Motivation: The prediction of protein-protein interactions is currently an important issue of bioinformatics. The mirror tree method uses evolutionary information to predict protein-protein interactions. However, it has been recognized that predictions by the mirror tree method lead to many false positives. The incentive of our study was to solve this problem by improving the method of extracting the co-evolutionary information about the protein pairs.

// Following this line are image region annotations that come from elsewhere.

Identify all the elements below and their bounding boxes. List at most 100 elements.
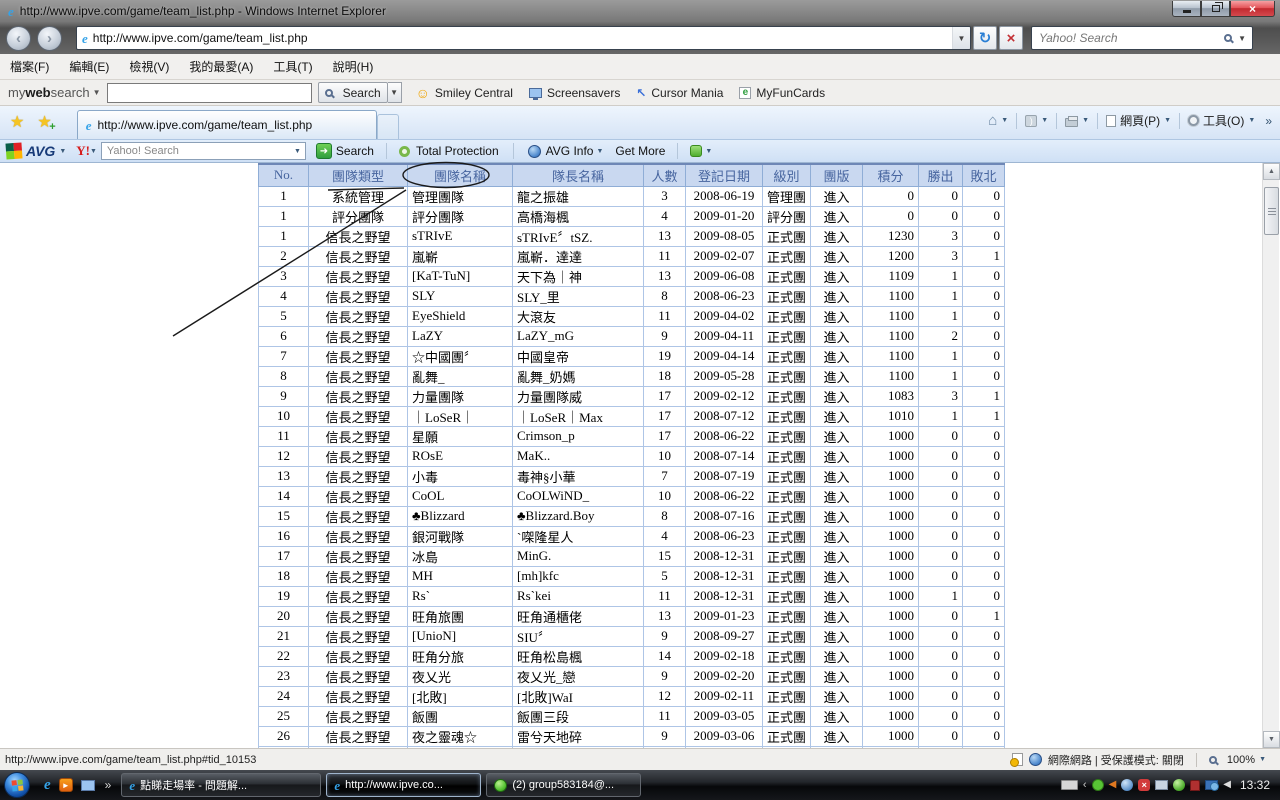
task-button-3[interactable]: (2) group583184@... (486, 773, 641, 797)
team-name-link[interactable]: 管理團隊 (408, 186, 513, 206)
avg-search-button[interactable]: ➜ Search (316, 143, 374, 159)
page-alert-icon[interactable] (1012, 753, 1023, 766)
volume-icon[interactable]: ◀ (1223, 780, 1231, 790)
enter-board-link[interactable]: 進入 (811, 666, 863, 686)
enter-board-link[interactable]: 進入 (811, 706, 863, 726)
team-name-link[interactable]: Rsˋ (408, 586, 513, 606)
team-name-link[interactable]: [KaT-TuN] (408, 266, 513, 286)
team-name-link[interactable]: 星願 (408, 426, 513, 446)
quick-launch-overflow-chevron[interactable]: » (105, 778, 112, 792)
zoom-dropdown-icon[interactable]: ▼ (1259, 756, 1266, 763)
avg-logo-icon[interactable] (5, 142, 22, 159)
avg-search-combo[interactable]: Yahoo! Search ▼ (101, 142, 306, 160)
team-name-link[interactable]: 旺角分旅 (408, 646, 513, 666)
enter-board-link[interactable]: 進入 (811, 486, 863, 506)
enter-board-link[interactable]: 進入 (811, 366, 863, 386)
page-menu-button[interactable]: 網頁(P) (1120, 112, 1160, 129)
enter-board-link[interactable]: 進入 (811, 446, 863, 466)
enter-board-link[interactable]: 進入 (811, 646, 863, 666)
team-name-link[interactable]: CoOL (408, 486, 513, 506)
restore-button[interactable] (1201, 1, 1230, 17)
team-name-link[interactable]: [北敗] (408, 686, 513, 706)
enter-board-link[interactable]: 進入 (811, 526, 863, 546)
search-placeholder[interactable]: Yahoo! Search (1032, 31, 1224, 45)
refresh-button[interactable]: ↻ (973, 26, 997, 50)
close-button[interactable]: × (1230, 1, 1275, 17)
enter-board-link[interactable]: 進入 (811, 466, 863, 486)
task-button-1[interactable]: e點睇走場率 - 問題解... (121, 773, 321, 797)
chevron-collapse-icon[interactable]: ‹ (1083, 779, 1087, 791)
mywebsearch-search-dropdown[interactable]: ▼ (388, 82, 402, 103)
enter-board-link[interactable]: 進入 (811, 266, 863, 286)
keyboard-icon[interactable] (1061, 780, 1078, 790)
globe-tray-icon[interactable] (1121, 779, 1133, 791)
enter-board-link[interactable]: 進入 (811, 306, 863, 326)
team-name-link[interactable]: 力量團隊 (408, 386, 513, 406)
print-dropdown-icon[interactable]: ▼ (1082, 117, 1089, 124)
search-dropdown-icon[interactable]: ▼ (1238, 34, 1252, 43)
team-name-link[interactable]: SLY (408, 286, 513, 306)
team-name-link[interactable]: 嵐嶄 (408, 246, 513, 266)
home-icon[interactable]: ⌂ (988, 113, 997, 128)
task-button-2[interactable]: ehttp://www.ipve.co... (326, 773, 481, 797)
team-name-link[interactable]: 夜乂光 (408, 666, 513, 686)
network-icon[interactable] (1205, 780, 1218, 790)
page-menu-icon[interactable] (1106, 115, 1116, 127)
mywebsearch-input[interactable] (107, 83, 312, 103)
avg-search-dropdown-icon[interactable]: ▼ (294, 148, 305, 155)
menu-item-4[interactable]: 工具(T) (263, 54, 322, 79)
team-name-link[interactable]: LaZY (408, 326, 513, 346)
team-name-link[interactable]: 銀河戰隊 (408, 526, 513, 546)
mywebsearch-link[interactable]: ↖Cursor Mania (636, 86, 723, 100)
mywebsearch-dropdown-icon[interactable]: ▼ (93, 88, 101, 97)
team-name-link[interactable]: 評分團隊 (408, 206, 513, 226)
instant-search-box[interactable]: Yahoo! Search ▼ (1031, 26, 1253, 50)
menu-item-3[interactable]: 我的最愛(A) (179, 54, 263, 79)
avg-info-button[interactable]: AVG Info (546, 144, 594, 158)
show-desktop-icon[interactable] (81, 780, 95, 791)
get-more-button[interactable]: Get More (615, 144, 665, 158)
enter-board-link[interactable]: 進入 (811, 566, 863, 586)
quick-launch-ie-icon[interactable]: e (44, 778, 51, 793)
team-name-link[interactable]: ♣Blizzard (408, 506, 513, 526)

Results: We developed a novel method to predict protein-protein interactions from co-evolutionary information in the framework of the mirror tree method. The originality is the use of the projection operator to exclude the information about the phylogenetic relationships among the source organisms from the distance matrix. Each distance matrix was transformed into a vector for the operation. The vector is referred to as a ‘phylogenetic vector’. We have proposed three ways to extract the phylogenetic information: (1) using the 16S rRNA from the same source organisms as the proteins under consideration, (2) averaging the phylogenetic vectors, and (3) analyzing the principal components of the phylogenetic vectors. We examined the performance of the proposed methods to predict interacting protein pairs from Escherichia coli, using experimentally verified data. Our method was successful, and drastically reduced the number of false positives in the prediction.

Availability: The R script for the prediction of protein-protein interactions reported in this manuscript is available at http://timpani.genome.ad.jp/~proj/.

Supplementary information: The information is also available at the same site as the R script.